Crane stared at him until the older man looked away.

“It’s that weenie-bite event they run. Riding them women under that row of strung-up hotdogs and making ’em snap at them.”

Crane came around the end of the desk and Hank stood out of his chair. He was puffed up, ready for a fight, and Crane looped an arm across his shoulders and guided him through the doorway. He could feel Hank soften.

“They’re just hotdogs,” he said. “And I’m not sure Jesus keeps that close an eye on any of us.”

He drove to the top of the Bighorns, pulled into a campground and turned off the radio and slept in the backseat. He woke in the early evening, feeling more rested than he had in a week, and returned to the office. He cleaned up in the restroom while Starla warmed two Hot Pocket Ultimates in the microwave.
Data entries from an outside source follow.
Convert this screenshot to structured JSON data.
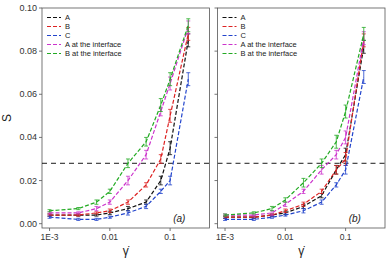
{
  "chart_data": [
    {
      "type": "line",
      "log": "x",
      "grid": false,
      "legend": "upper left",
      "line_style": "dashed",
      "xlabel": "γ̇",
      "ylabel": "S",
      "annotation": "(a)",
      "hline": 0.028,
      "x": [
        0.001,
        0.003,
        0.006,
        0.01,
        0.02,
        0.04,
        0.07,
        0.1,
        0.2
      ],
      "xlim": [
        0.00075,
        0.45
      ],
      "xticks": [
        {
          "value": 0.001,
          "label": "1E-3"
        },
        0.01,
        0.1
      ],
      "ylim": [
        -0.002,
        0.1
      ],
      "yticks": [
        {
          "value": 0,
          "label": "0.00"
        },
        0.02,
        0.04,
        0.06,
        0.08,
        {
          "value": 0.1,
          "label": "0.10"
        }
      ],
      "series": [
        {
          "name": "A",
          "color": "#111111",
          "values": [
            0.004,
            0.004,
            0.004,
            0.005,
            0.007,
            0.01,
            0.02,
            0.035,
            0.085
          ],
          "errors": [
            0.0005,
            0.0005,
            0.0005,
            0.0008,
            0.001,
            0.001,
            0.002,
            0.003,
            0.003
          ]
        },
        {
          "name": "B",
          "color": "#dd2222",
          "values": [
            0.004,
            0.004,
            0.005,
            0.006,
            0.01,
            0.018,
            0.03,
            0.05,
            0.088
          ],
          "errors": [
            0.0005,
            0.0005,
            0.0005,
            0.0008,
            0.001,
            0.001,
            0.002,
            0.003,
            0.003
          ]
        },
        {
          "name": "C",
          "color": "#2244cc",
          "values": [
            0.003,
            0.002,
            0.002,
            0.003,
            0.005,
            0.008,
            0.015,
            0.02,
            0.067
          ],
          "errors": [
            0.0005,
            0.0005,
            0.0005,
            0.0005,
            0.001,
            0.001,
            0.001,
            0.002,
            0.003
          ]
        },
        {
          "name": "A at the interface",
          "color": "#cc33cc",
          "values": [
            0.005,
            0.005,
            0.007,
            0.01,
            0.02,
            0.032,
            0.052,
            0.065,
            0.091
          ],
          "errors": [
            0.0005,
            0.0005,
            0.001,
            0.001,
            0.002,
            0.002,
            0.002,
            0.003,
            0.003
          ]
        },
        {
          "name": "B at the interface",
          "color": "#22aa22",
          "values": [
            0.006,
            0.007,
            0.01,
            0.015,
            0.028,
            0.038,
            0.055,
            0.067,
            0.092
          ],
          "errors": [
            0.0005,
            0.0005,
            0.001,
            0.001,
            0.002,
            0.002,
            0.003,
            0.003,
            0.003
          ]
        }
      ]
    },
    {
      "type": "line",
      "log": "x",
      "grid": false,
      "legend": "upper left",
      "line_style": "dashed",
      "tick_labels": "x",
      "xlabel": "γ̇",
      "annotation": "(b)",
      "hline": 0.028,
      "x": [
        0.001,
        0.003,
        0.006,
        0.01,
        0.02,
        0.04,
        0.07,
        0.1,
        0.2
      ],
      "xlim": [
        0.00075,
        0.45
      ],
      "xticks": [
        {
          "value": 0.001,
          "label": "1E-3"
        },
        0.01,
        0.1
      ],
      "ylim": [
        -0.002,
        0.1
      ],
      "yticks": [
        0,
        0.02,
        0.04,
        0.06,
        0.08,
        0.1
      ],
      "series": [
        {
          "name": "A",
          "color": "#111111",
          "values": [
            0.003,
            0.003,
            0.004,
            0.005,
            0.008,
            0.013,
            0.025,
            0.032,
            0.082
          ],
          "errors": [
            0.0005,
            0.0005,
            0.0005,
            0.0008,
            0.001,
            0.001,
            0.002,
            0.003,
            0.003
          ]
        },
        {
          "name": "B",
          "color": "#dd2222",
          "values": [
            0.003,
            0.003,
            0.004,
            0.006,
            0.009,
            0.015,
            0.025,
            0.03,
            0.085
          ],
          "errors": [
            0.0005,
            0.0005,
            0.0005,
            0.0008,
            0.001,
            0.001,
            0.002,
            0.003,
            0.003
          ]
        },
        {
          "name": "C",
          "color": "#2244cc",
          "values": [
            0.002,
            0.002,
            0.003,
            0.004,
            0.006,
            0.01,
            0.018,
            0.025,
            0.068
          ],
          "errors": [
            0.0005,
            0.0005,
            0.0005,
            0.0005,
            0.001,
            0.001,
            0.001,
            0.002,
            0.003
          ]
        },
        {
          "name": "A at the interface",
          "color": "#cc33cc",
          "values": [
            0.004,
            0.004,
            0.005,
            0.009,
            0.015,
            0.025,
            0.032,
            0.04,
            0.086
          ],
          "errors": [
            0.0005,
            0.0005,
            0.001,
            0.001,
            0.001,
            0.002,
            0.002,
            0.003,
            0.003
          ]
        },
        {
          "name": "B at the interface",
          "color": "#22aa22",
          "values": [
            0.004,
            0.005,
            0.007,
            0.011,
            0.019,
            0.028,
            0.038,
            0.052,
            0.088
          ],
          "errors": [
            0.0005,
            0.0005,
            0.001,
            0.001,
            0.002,
            0.002,
            0.003,
            0.003,
            0.003
          ]
        }
      ]
    }
  ]
}
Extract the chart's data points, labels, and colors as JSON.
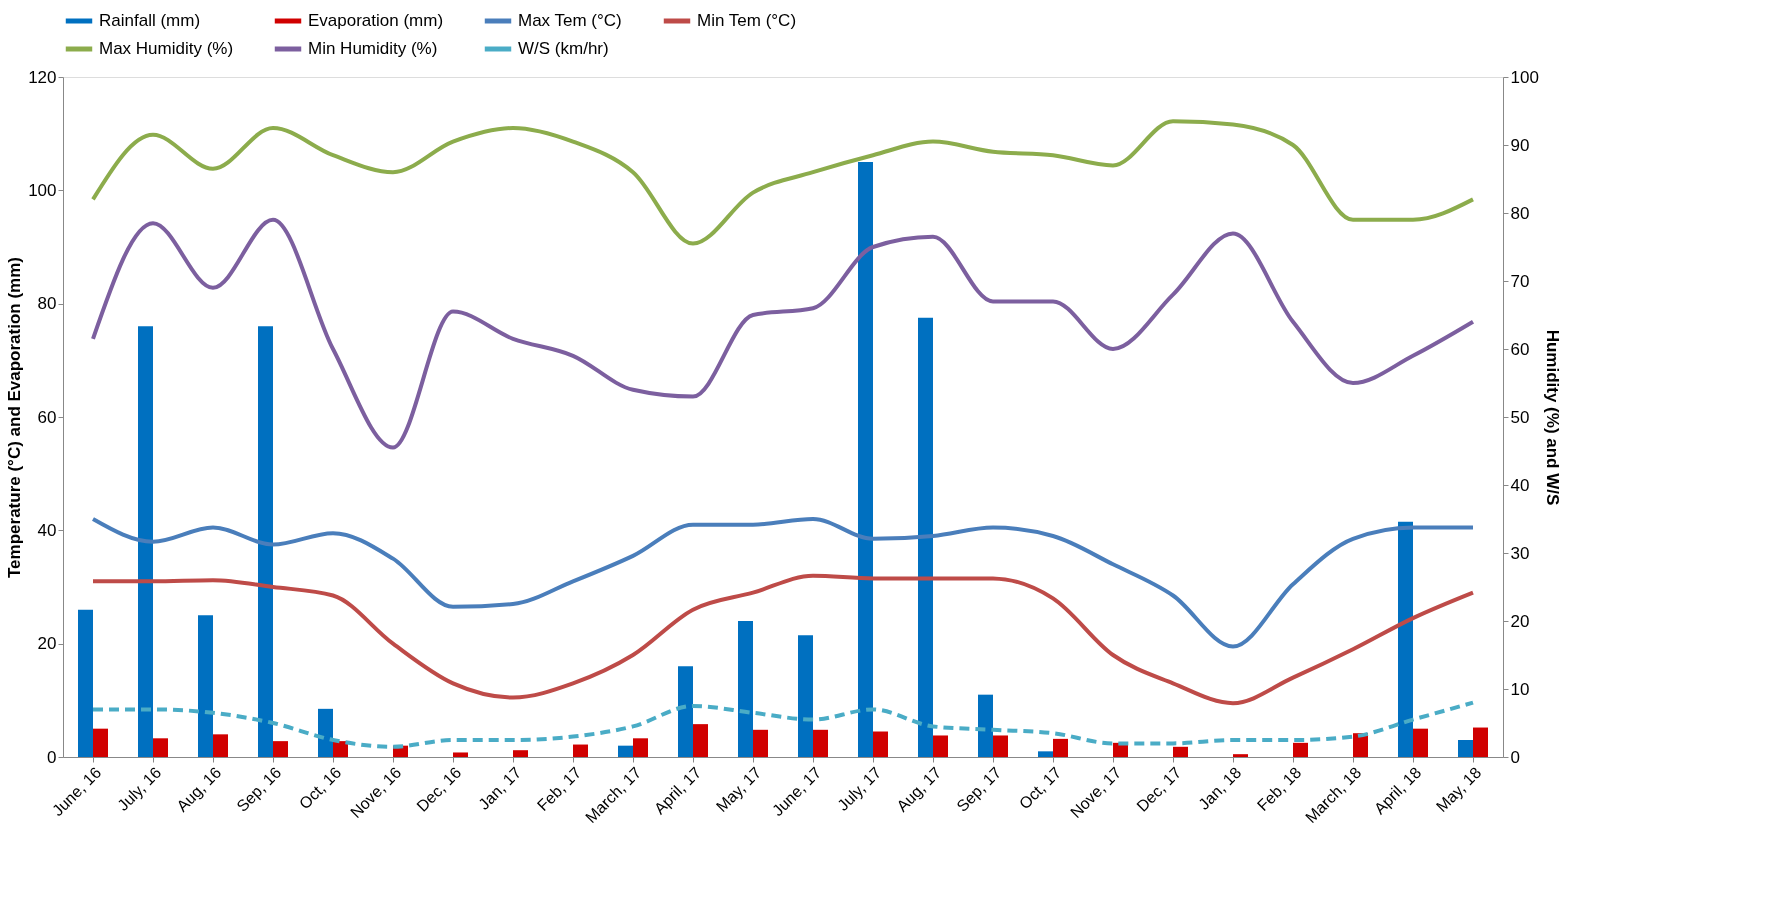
{
  "chart_data": {
    "type": "bar",
    "categories": [
      "June, 16",
      "July, 16",
      "Aug, 16",
      "Sep, 16",
      "Oct, 16",
      "Nove, 16",
      "Dec, 16",
      "Jan, 17",
      "Feb, 17",
      "March, 17",
      "April, 17",
      "May, 17",
      "June, 17",
      "July, 17",
      "Aug, 17",
      "Sep, 17",
      "Oct, 17",
      "Nove, 17",
      "Dec, 17",
      "Jan, 18",
      "Feb, 18",
      "March, 18",
      "April, 18",
      "May, 18"
    ],
    "ylabel": "Temperature (°C) and Evaporation (mm)",
    "y2label": "Humidity (%) and W/S",
    "ylim": [
      0,
      120
    ],
    "yticks": [
      0,
      20,
      40,
      60,
      80,
      100,
      120
    ],
    "y2lim": [
      0,
      100
    ],
    "y2ticks": [
      0,
      10,
      20,
      30,
      40,
      50,
      60,
      70,
      80,
      90,
      100
    ],
    "grid": false,
    "legend": "top",
    "marker": "none",
    "series": [
      {
        "name": "Rainfall (mm)",
        "color": "#0070c0",
        "values": [
          26,
          76,
          25,
          76,
          8.5,
          0,
          0,
          0,
          0,
          2,
          16,
          24,
          21.5,
          105,
          77.5,
          11,
          1,
          0,
          0,
          0,
          0,
          0,
          41.5,
          3
        ]
      },
      {
        "name": "Evaporation (mm)",
        "color": "#d00000",
        "values": [
          5,
          3.3,
          4,
          2.8,
          2.8,
          2,
          0.8,
          1.2,
          2.2,
          3.3,
          5.8,
          4.8,
          4.8,
          4.5,
          3.8,
          3.8,
          3.2,
          2.5,
          1.8,
          0.5,
          2.5,
          4.2,
          5,
          5.2
        ]
      },
      {
        "name": "Max Tem (°C)",
        "type": "line",
        "color": "#4a7ebb",
        "line_style": "solid",
        "values": [
          42,
          38,
          40.5,
          37.5,
          39.5,
          35,
          26.5,
          27,
          31,
          35.5,
          41,
          41,
          42,
          38.5,
          39,
          40.5,
          39,
          34,
          28.5,
          19.5,
          30.5,
          38.5,
          40.5,
          40.5
        ]
      },
      {
        "name": "Min Tem (°C)",
        "type": "line",
        "color": "#be4b48",
        "line_style": "solid",
        "values": [
          31,
          31,
          31.2,
          30,
          28.5,
          20,
          13,
          10.5,
          13,
          18,
          26,
          29,
          32,
          31.5,
          31.5,
          31.5,
          28,
          18,
          13,
          9.5,
          14,
          19,
          24.5,
          29
        ]
      },
      {
        "name": "Max Humidity (%)",
        "type": "line",
        "axis": "y2",
        "color": "#8cac4c",
        "line_style": "solid",
        "values": [
          82,
          91.5,
          86.5,
          92.5,
          88.5,
          86,
          90.5,
          92.5,
          90.5,
          86,
          75.5,
          83,
          86,
          88.5,
          90.5,
          89,
          88.5,
          87,
          93.5,
          93,
          90,
          79,
          79,
          82
        ]
      },
      {
        "name": "Min Humidity (%)",
        "type": "line",
        "axis": "y2",
        "color": "#7c5f9f",
        "line_style": "solid",
        "values": [
          61.5,
          78.5,
          69,
          79,
          60,
          45.5,
          65.5,
          61.5,
          59,
          54,
          53,
          65,
          66,
          75,
          76.5,
          67,
          67,
          60,
          68,
          77,
          64,
          55,
          59,
          64
        ]
      },
      {
        "name": "W/S (km/hr)",
        "type": "line",
        "axis": "y2",
        "color": "#4aacc6",
        "line_style": "dashed",
        "values": [
          7,
          7,
          6.5,
          5,
          2.5,
          1.5,
          2.5,
          2.5,
          3,
          4.5,
          7.5,
          6.5,
          5.5,
          7,
          4.5,
          4,
          3.5,
          2,
          2,
          2.5,
          2.5,
          3,
          5.5,
          8
        ]
      }
    ]
  }
}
It was after ten when he double-parked at the corner of Ash and walked out into the milling crowd. There were two thousand Harleys backed into the curb for eight blocks along Main and two blocks back on Madison, Jefferson and Adams.

The volunteer fire department had lined hay bales through the crosswalks west of the main drag and the vendors had set up their tents and kiosks in the streets behind them. They hawked knives and cups of beer, leather clothing, Harley-Davidson patches sewn with silver thread. There were two tattoo artists and another offering hygienic piercings. A braut-and-soda stand. Burritos sold from a corner of the IGA parking lot, half the proceeds going to the Boys and Girls Club.